Secondo la documentazione raccolta dalla Guardia di Finanza e gli accertamenti del Garante, le due aziende farmaceutiche non si sarebbero limitate soltanto a lucrare sui prezzi. Ma, attraverso un accordo fra di loro, avrebbero addirittura messo fuori mercato un prodotto alternativo assai meno costoso, impedendo di fatto a tanti malati di accedere a queste cure per i costi molto elevati incompatibili con i bilanci degli ospedali. E qui si parla di gravi malattie oculistiche che colpiscono soprattutto i più anziani, provocando spesso la cecità.
È la nostra stessa Costituzione, all’articolo 32, a sancire solennemente che la Repubblica tutela la salute come “fondamentale diritto dell’individuo e interesse della collettività” e a garantire “cure gratuite agli indigenti”. Ed è sulla base di questi principi, appunto, che in forza della normativa anti-trust l’Autorità sul mercato e la concorrenza ha il diritto-dovere d’intervenire per reprimere comportamenti che contrastano con l’interesse generale. Tanto più in un campo particolarmente sensibile come quello della sanità, dove gli “animal spirits” del capitalismo rischiano di compromettere le condizioni di vita delle persone.
Dal cibo all’acqua e alla conoscenza, dall’ambiente al clima, siamo nel campo invalicabile dei “diritti sociali” su cui si fondano la democrazia e la cittadinanza. Già nel Settecento scriveva Montesquieu in un aforisma: “Fare l’elemosina a un uomo nudo, per strada, non esaurisce gli obblighi dello Stato, che deve assicurare a tutti i cittadini la sopravvivenza, il nutrimento, un vestire dignitoso, e un modo di vivere che non contrasti con la salute”. E in quest’epoca di risorse scarse, la logica spietata dell’efficienza economica e del mercato non può prevalere sulle garanzie fondamentali di un welfare equo e ordinato.

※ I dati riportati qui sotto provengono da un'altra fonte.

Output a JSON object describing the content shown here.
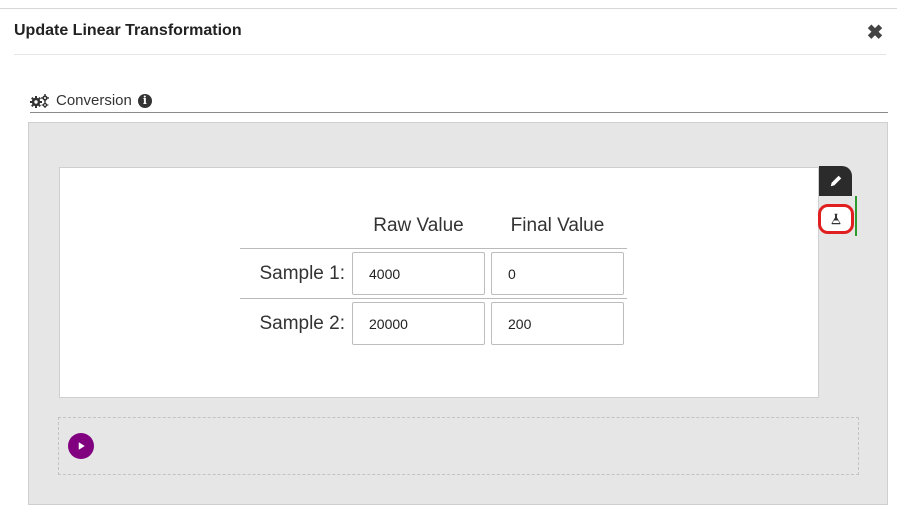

Siamo di fronte a quello che il giurista Luigi Ferrajoli, nel suo recente libro La democrazia attraverso i diritti
(Laterza), chiama il “capitalismo anarchico”. E non a caso cita proprio lo smantellamento dello Stato sociale come principale minaccia per la democrazia, incardinata sull’uguaglianza dei diritti fondamentali. «Solo una rivoluzione giuridica e politica — aggiunge Ferrajoli — può oggi imporre la garanzia di tutti questi beni vitali, siano essi artificiali o naturali, come beni di tutti contro la loro mercificazione o devastazione a opera di un capitalismo sregolato e predatorio ».
L’industria farmaceutica ha un ruolo troppo rilevante nella vita sociale per sottrarsi alle sue responsabilità. Sono, innanzitutto, responsabilità etiche. E anche il “dio profitto” è tenuto a rispettarle.